REPUBLIKA.CO.ID, JAKARTA -- Pemerintah menetapkan pembelian emas oleh bullion bank dikenakan Pajak Penghasilan (PPh) Pasal 22 sebesar 0,25 persen mulai 1 Agustus 2025. Namun, konsumen akhir dibebaskan dari pengenaan pajak ini.
Kebijakan tersebut diatur dalam Peraturan Menteri Keuangan (PMK) Nomor 51 Tahun 2025 dan PMK Nomor 52 Tahun 2025. Direktur Jenderal Pajak, Bimo Wijayanto, dalam taklimat media di Jakarta, Kamis (31/7/2025) malam, menjelaskan kehadiran dua PMK ini bertujuan menghindari risiko saling pungut dalam transaksi emas oleh bullion bank atau bank emas.

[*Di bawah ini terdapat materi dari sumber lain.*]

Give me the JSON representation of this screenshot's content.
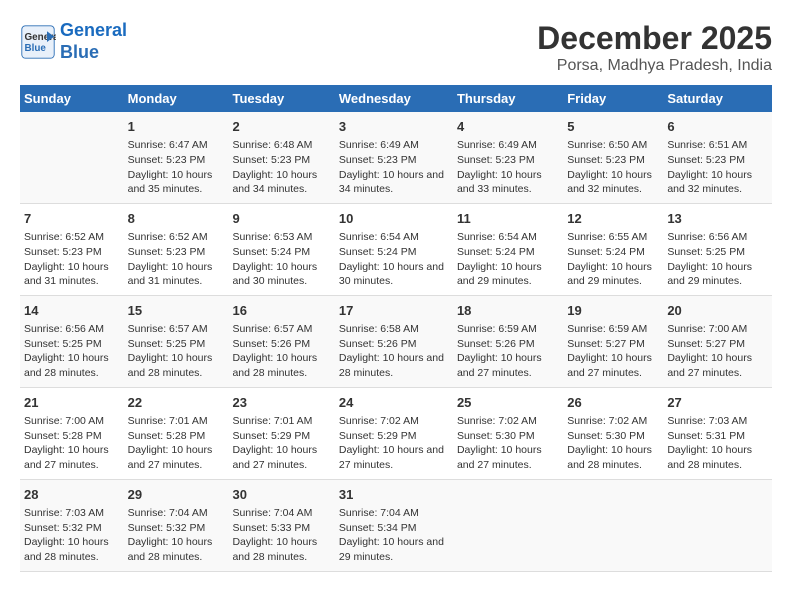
{
  "logo": {
    "line1": "General",
    "line2": "Blue"
  },
  "title": "December 2025",
  "subtitle": "Porsa, Madhya Pradesh, India",
  "headers": [
    "Sunday",
    "Monday",
    "Tuesday",
    "Wednesday",
    "Thursday",
    "Friday",
    "Saturday"
  ],
  "weeks": [
    [
      {
        "day": "",
        "sunrise": "",
        "sunset": "",
        "daylight": ""
      },
      {
        "day": "1",
        "sunrise": "Sunrise: 6:47 AM",
        "sunset": "Sunset: 5:23 PM",
        "daylight": "Daylight: 10 hours and 35 minutes."
      },
      {
        "day": "2",
        "sunrise": "Sunrise: 6:48 AM",
        "sunset": "Sunset: 5:23 PM",
        "daylight": "Daylight: 10 hours and 34 minutes."
      },
      {
        "day": "3",
        "sunrise": "Sunrise: 6:49 AM",
        "sunset": "Sunset: 5:23 PM",
        "daylight": "Daylight: 10 hours and 34 minutes."
      },
      {
        "day": "4",
        "sunrise": "Sunrise: 6:49 AM",
        "sunset": "Sunset: 5:23 PM",
        "daylight": "Daylight: 10 hours and 33 minutes."
      },
      {
        "day": "5",
        "sunrise": "Sunrise: 6:50 AM",
        "sunset": "Sunset: 5:23 PM",
        "daylight": "Daylight: 10 hours and 32 minutes."
      },
      {
        "day": "6",
        "sunrise": "Sunrise: 6:51 AM",
        "sunset": "Sunset: 5:23 PM",
        "daylight": "Daylight: 10 hours and 32 minutes."
      }
    ],
    [
      {
        "day": "7",
        "sunrise": "Sunrise: 6:52 AM",
        "sunset": "Sunset: 5:23 PM",
        "daylight": "Daylight: 10 hours and 31 minutes."
      },
      {
        "day": "8",
        "sunrise": "Sunrise: 6:52 AM",
        "sunset": "Sunset: 5:23 PM",
        "daylight": "Daylight: 10 hours and 31 minutes."
      },
      {
        "day": "9",
        "sunrise": "Sunrise: 6:53 AM",
        "sunset": "Sunset: 5:24 PM",
        "daylight": "Daylight: 10 hours and 30 minutes."
      },
      {
        "day": "10",
        "sunrise": "Sunrise: 6:54 AM",
        "sunset": "Sunset: 5:24 PM",
        "daylight": "Daylight: 10 hours and 30 minutes."
      },
      {
        "day": "11",
        "sunrise": "Sunrise: 6:54 AM",
        "sunset": "Sunset: 5:24 PM",
        "daylight": "Daylight: 10 hours and 29 minutes."
      },
      {
        "day": "12",
        "sunrise": "Sunrise: 6:55 AM",
        "sunset": "Sunset: 5:24 PM",
        "daylight": "Daylight: 10 hours and 29 minutes."
      },
      {
        "day": "13",
        "sunrise": "Sunrise: 6:56 AM",
        "sunset": "Sunset: 5:25 PM",
        "daylight": "Daylight: 10 hours and 29 minutes."
      }
    ],
    [
      {
        "day": "14",
        "sunrise": "Sunrise: 6:56 AM",
        "sunset": "Sunset: 5:25 PM",
        "daylight": "Daylight: 10 hours and 28 minutes."
      },
      {
        "day": "15",
        "sunrise": "Sunrise: 6:57 AM",
        "sunset": "Sunset: 5:25 PM",
        "daylight": "Daylight: 10 hours and 28 minutes."
      },
      {
        "day": "16",
        "sunrise": "Sunrise: 6:57 AM",
        "sunset": "Sunset: 5:26 PM",
        "daylight": "Daylight: 10 hours and 28 minutes."
      },
      {
        "day": "17",
        "sunrise": "Sunrise: 6:58 AM",
        "sunset": "Sunset: 5:26 PM",
        "daylight": "Daylight: 10 hours and 28 minutes."
      },
      {
        "day": "18",
        "sunrise": "Sunrise: 6:59 AM",
        "sunset": "Sunset: 5:26 PM",
        "daylight": "Daylight: 10 hours and 27 minutes."
      },
      {
        "day": "19",
        "sunrise": "Sunrise: 6:59 AM",
        "sunset": "Sunset: 5:27 PM",
        "daylight": "Daylight: 10 hours and 27 minutes."
      },
      {
        "day": "20",
        "sunrise": "Sunrise: 7:00 AM",
        "sunset": "Sunset: 5:27 PM",
        "daylight": "Daylight: 10 hours and 27 minutes."
      }
    ],
    [
      {
        "day": "21",
        "sunrise": "Sunrise: 7:00 AM",
        "sunset": "Sunset: 5:28 PM",
        "daylight": "Daylight: 10 hours and 27 minutes."
      },
      {
        "day": "22",
        "sunrise": "Sunrise: 7:01 AM",
        "sunset": "Sunset: 5:28 PM",
        "daylight": "Daylight: 10 hours and 27 minutes."
      },
      {
        "day": "23",
        "sunrise": "Sunrise: 7:01 AM",
        "sunset": "Sunset: 5:29 PM",
        "daylight": "Daylight: 10 hours and 27 minutes."
      },
      {
        "day": "24",
        "sunrise": "Sunrise: 7:02 AM",
        "sunset": "Sunset: 5:29 PM",
        "daylight": "Daylight: 10 hours and 27 minutes."
      },
      {
        "day": "25",
        "sunrise": "Sunrise: 7:02 AM",
        "sunset": "Sunset: 5:30 PM",
        "daylight": "Daylight: 10 hours and 27 minutes."
      },
      {
        "day": "26",
        "sunrise": "Sunrise: 7:02 AM",
        "sunset": "Sunset: 5:30 PM",
        "daylight": "Daylight: 10 hours and 28 minutes."
      },
      {
        "day": "27",
        "sunrise": "Sunrise: 7:03 AM",
        "sunset": "Sunset: 5:31 PM",
        "daylight": "Daylight: 10 hours and 28 minutes."
      }
    ],
    [
      {
        "day": "28",
        "sunrise": "Sunrise: 7:03 AM",
        "sunset": "Sunset: 5:32 PM",
        "daylight": "Daylight: 10 hours and 28 minutes."
      },
      {
        "day": "29",
        "sunrise": "Sunrise: 7:04 AM",
        "sunset": "Sunset: 5:32 PM",
        "daylight": "Daylight: 10 hours and 28 minutes."
      },
      {
        "day": "30",
        "sunrise": "Sunrise: 7:04 AM",
        "sunset": "Sunset: 5:33 PM",
        "daylight": "Daylight: 10 hours and 28 minutes."
      },
      {
        "day": "31",
        "sunrise": "Sunrise: 7:04 AM",
        "sunset": "Sunset: 5:34 PM",
        "daylight": "Daylight: 10 hours and 29 minutes."
      },
      {
        "day": "",
        "sunrise": "",
        "sunset": "",
        "daylight": ""
      },
      {
        "day": "",
        "sunrise": "",
        "sunset": "",
        "daylight": ""
      },
      {
        "day": "",
        "sunrise": "",
        "sunset": "",
        "daylight": ""
      }
    ]
  ]
}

Sebelumnya, belum ada pengaturan khusus mengenai pemungutan PPh 22 atas kegiatan usaha bullion, sehingga pelaksanaannya merujuk pada PMK 48 Tahun 2023 dan PMK 81 Tahun 2024. Namun, ketentuan dalam kedua PMK tersebut menimbulkan kondisi saling pungut, di mana penjual emas memungut PPh Pasal 22 sebesar 0,25 persen atas penjualan kepada bullion bank (PMK 48/2023), dan bullion memungut PPh 22 sebesar 1,5 persen atas pembelian pada transaksi yang sama (PMK 81/2024).

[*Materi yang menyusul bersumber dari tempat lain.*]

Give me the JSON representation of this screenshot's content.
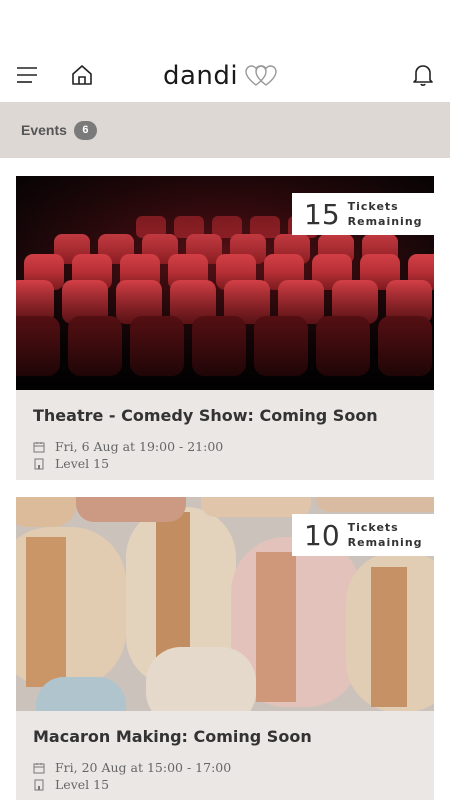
{
  "header": {
    "logo_text": "dandi",
    "icons": [
      "menu-icon",
      "home-icon",
      "heart-logo-icon",
      "bell-icon"
    ]
  },
  "events_bar": {
    "label": "Events",
    "count": "6"
  },
  "events": [
    {
      "title": "Theatre - Comedy Show: Coming Soon",
      "date": "Fri, 6 Aug at 19:00 - 21:00",
      "location": "Level 15",
      "tickets_count": "15",
      "tickets_label_1": "Tickets",
      "tickets_label_2": "Remaining"
    },
    {
      "title": "Macaron Making: Coming Soon",
      "date": "Fri, 20 Aug at 15:00 - 17:00",
      "location": "Level 15",
      "tickets_count": "10",
      "tickets_label_1": "Tickets",
      "tickets_label_2": "Remaining"
    }
  ],
  "colors": {
    "events_bar_bg": "#ddd8d4",
    "card_bg": "#eae7e5",
    "badge_count_bg": "#7a7a7a",
    "theatre_seat_red": "#b0262c"
  }
}
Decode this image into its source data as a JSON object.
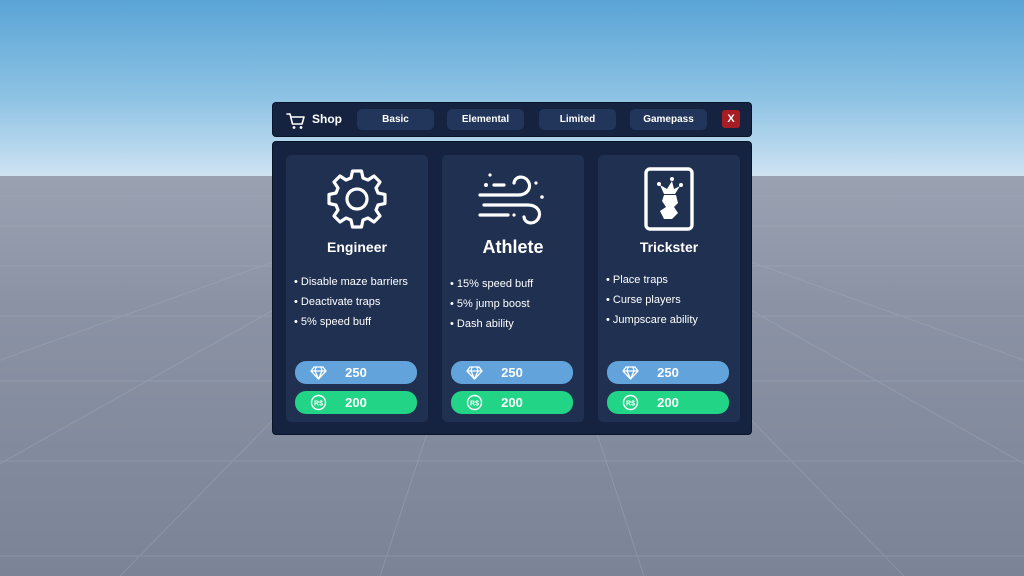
{
  "topbar": {
    "title": "Shop",
    "tabs": [
      {
        "label": "Basic"
      },
      {
        "label": "Elemental"
      },
      {
        "label": "Limited"
      },
      {
        "label": "Gamepass"
      }
    ],
    "close_label": "X"
  },
  "cards": [
    {
      "name": "Engineer",
      "icon": "gear-icon",
      "perks": [
        "• Disable maze barriers",
        "• Deactivate traps",
        "• 5% speed buff"
      ],
      "gem_price": "250",
      "robux_price": "200"
    },
    {
      "name": "Athlete",
      "icon": "wind-icon",
      "perks": [
        "• 15% speed buff",
        "• 5% jump boost",
        "• Dash ability"
      ],
      "gem_price": "250",
      "robux_price": "200"
    },
    {
      "name": "Trickster",
      "icon": "jester-card-icon",
      "perks": [
        "• Place traps",
        "• Curse players",
        "• Jumpscare ability"
      ],
      "gem_price": "250",
      "robux_price": "200"
    }
  ],
  "colors": {
    "panel": "#152340",
    "card": "#1f3050",
    "tab": "#22355a",
    "gem_button": "#63a3db",
    "robux_button": "#22d486",
    "close_button": "#a61e24"
  }
}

Selain itu, terdapat ketentuan Surat Keterangan Bebas (SKB) atas impor emas batangan, yang menimbulkan ketimpangan antara pembelian emas dalam negeri dan melalui impor. Melalui PMK 51 Tahun 2025, pemerintah menunjuk lembaga jasa keuangan (LJK) bullion sebagai pemungut PPh Pasal 22 atas pembelian emas batangan sebesar 0,25 persen dari nilai pembelian, di luar pengenaan Pajak Pertambahan Nilai (PPN). Namun, transaksi dengan nilai maksimal Rp 10 juta dikecualikan dari pemungutan.

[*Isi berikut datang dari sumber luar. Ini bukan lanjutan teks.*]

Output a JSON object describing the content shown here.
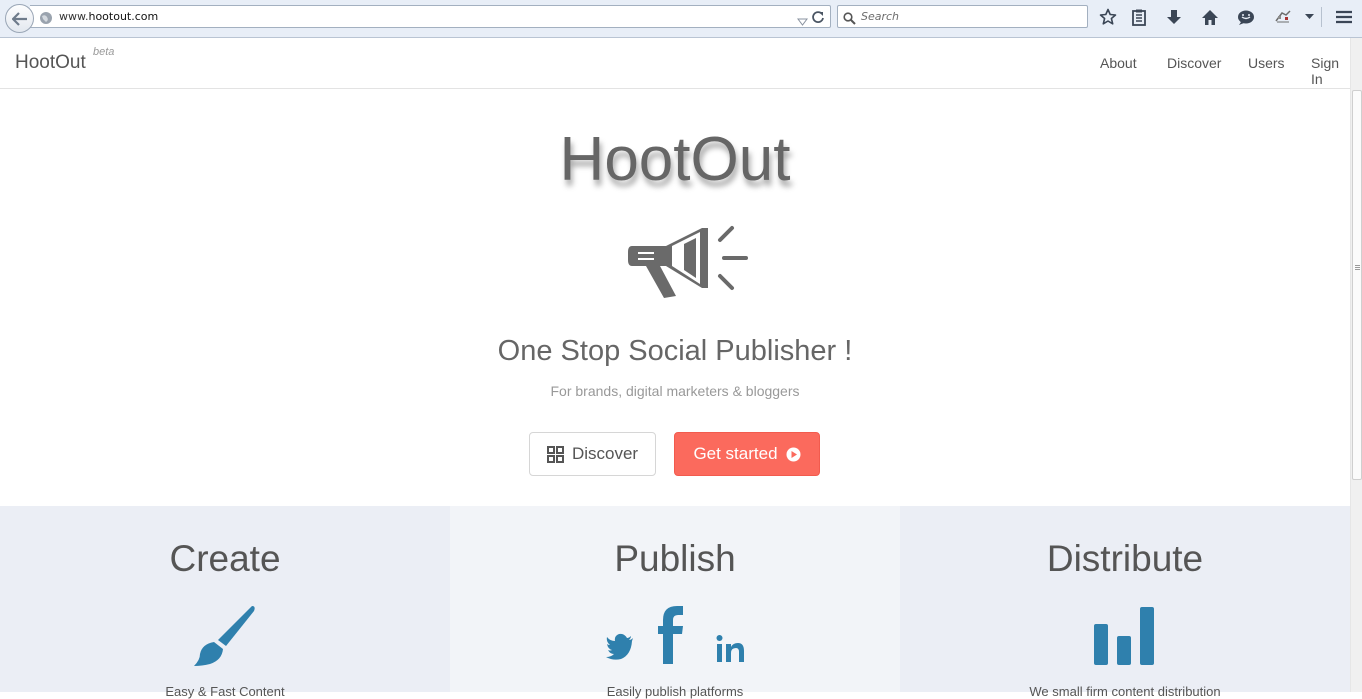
{
  "browser": {
    "url_prefix": "www.",
    "url_host": "hootout.com",
    "search_placeholder": "Search"
  },
  "navbar": {
    "brand": "HootOut",
    "badge": "beta",
    "links": [
      "About",
      "Discover",
      "Users",
      "Sign In"
    ]
  },
  "hero": {
    "title": "HootOut",
    "tagline": "One Stop Social Publisher !",
    "subtitle": "For brands, digital marketers & bloggers",
    "discover_label": "Discover",
    "start_label": "Get started"
  },
  "features": [
    {
      "title": "Create",
      "icon": "paintbrush-icon",
      "desc": "Easy & Fast Content"
    },
    {
      "title": "Publish",
      "icon": "social-icons",
      "desc": "Easily publish platforms"
    },
    {
      "title": "Distribute",
      "icon": "bar-chart-icon",
      "desc": "We small firm content distribution"
    }
  ],
  "colors": {
    "accent": "#fb6a5d",
    "feature_icon": "#2f80ad",
    "feature_bg_1": "#ebeef5",
    "feature_bg_2": "#f2f4f8",
    "text_gray": "#666666"
  }
}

Skema SKB atas impor emas batangan juga dihapus. Dengan begitu, pembelian melalui impor kini dipungut PPh Pasal 22 dengan skema yang sama seperti pembelian di dalam negeri.
“Beban lembaga jasa keuangan akan berkurang dengan diturunkannya tarif PPh Pasal 22 dari yang semula 1,5 persen menjadi 0,25 persen,” kata Bimo.